According to urban planner Fred Kent, we have spent 70 years building our cities for cars, not people. That has made them less liveable. But how can we change that?
Fred Kent is an urban planner and founder of the non-profit organisation Project for Public Spaces, which works to make cities more liveable and people-centric. He has lived in the Cobble Hill area of Brooklyn, NY for the last 30 years. Through his living room window he can see his grandson playing during recess in the schoolyard across the street. Taking a walk through the neighbourhood, he passes the Italian butcher’s shop on Court Street that has been run by the same family for three generations. Or he can stop under one of the old oak trees to chat with his neighbours. Cobble Hill is a people-centric neighbourhood, which all architects involved in placemaking around the world would like to be able to reproduce. In the past, cities used to be designed for people instead of cars, but over the decades things changed. The solution for going back to that situation, however, is not banning vehicles, but rather to better regulate them, taking into account the needs of each urban area and putting people first.
Socialisation locations
Kent does not use a car to get around Brooklyn, preferring a bike, the subway or simply to walk. His office does have a car available, though – it is shared between ten people. His opinion? “For decades, cities have been designed without thought of those who live there. The suburbs, for example, have lawns that no one uses for human interaction. It doesn’t occur to anyone to put a bench on them and sit down and talk. The people are isolated, and completely afraid of really coming into contact. They can’t do that anyway, because there aren’t any places any more where they can come together. We have a deep-seated fear of public space, which is why we look for ways to control it, manage it and keep people out of it. That makes our cities sterile. But people are starting to break with that mindset. Things are changing for the better”.

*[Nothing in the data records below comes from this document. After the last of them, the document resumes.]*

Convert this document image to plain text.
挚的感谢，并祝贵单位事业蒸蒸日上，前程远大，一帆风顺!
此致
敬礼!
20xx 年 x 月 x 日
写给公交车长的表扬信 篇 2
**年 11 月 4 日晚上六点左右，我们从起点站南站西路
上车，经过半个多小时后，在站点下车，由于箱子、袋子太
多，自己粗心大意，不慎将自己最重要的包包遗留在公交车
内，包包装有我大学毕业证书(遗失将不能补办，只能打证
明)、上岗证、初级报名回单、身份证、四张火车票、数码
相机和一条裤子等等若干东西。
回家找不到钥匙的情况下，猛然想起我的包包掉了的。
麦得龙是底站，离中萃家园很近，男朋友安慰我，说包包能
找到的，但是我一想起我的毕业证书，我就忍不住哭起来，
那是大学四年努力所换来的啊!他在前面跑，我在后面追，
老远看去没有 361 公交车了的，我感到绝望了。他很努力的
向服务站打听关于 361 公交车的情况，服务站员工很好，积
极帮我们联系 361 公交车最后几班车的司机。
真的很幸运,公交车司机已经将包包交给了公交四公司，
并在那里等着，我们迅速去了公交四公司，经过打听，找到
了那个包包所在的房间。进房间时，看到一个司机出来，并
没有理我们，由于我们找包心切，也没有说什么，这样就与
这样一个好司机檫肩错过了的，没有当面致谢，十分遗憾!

People-centric neighbourhoods
“Cars occupy a privileged position in this scenario. If we look at city streets before the 1940s, they were utterly chaotic with trams, cars, bicycles and pedestrians all sharing the same space. This complexity generates vitality”. To make a neighbourhood more liveable, according to Kent, “you have to start by talking with the people who live there, encourage them to think about what they like about their surroundings, what they don’t, and what they need. The community needs to be stimulated and take responsibility for its surroundings and act; it can’t be the experts who come from elsewhere who tell the residents what they should or shouldn’t do”.
Real needs
“Sometimes what people think they want and what they truly want are two very different things. In a small town in New Hampshire, people used to drive from store to store on main street”, tells Kent. “We simply removed barriers like hedges and fences between the stores, and filled the gaps with more shops and parks and places to relax. Now people walk up and down main street. The key to everything is understanding what people really need, what can change their behaviour – even if a different kind of vehicle could be more efficient”.
More space for people
The urban planner provides a concrete example: “Even in a lively, multicultural place like Times Square, in the heart of New York City, there is too much space for cars and too little for pedestrians. The roads are too wide, and the pavements too narrow. When designing a place, cars should find their own ways of integrating into it, not the other way around. Public places were always spots for socialising, and now this is no longer true”. Kent’s message is strong and clear: we need to give public spaces back to people.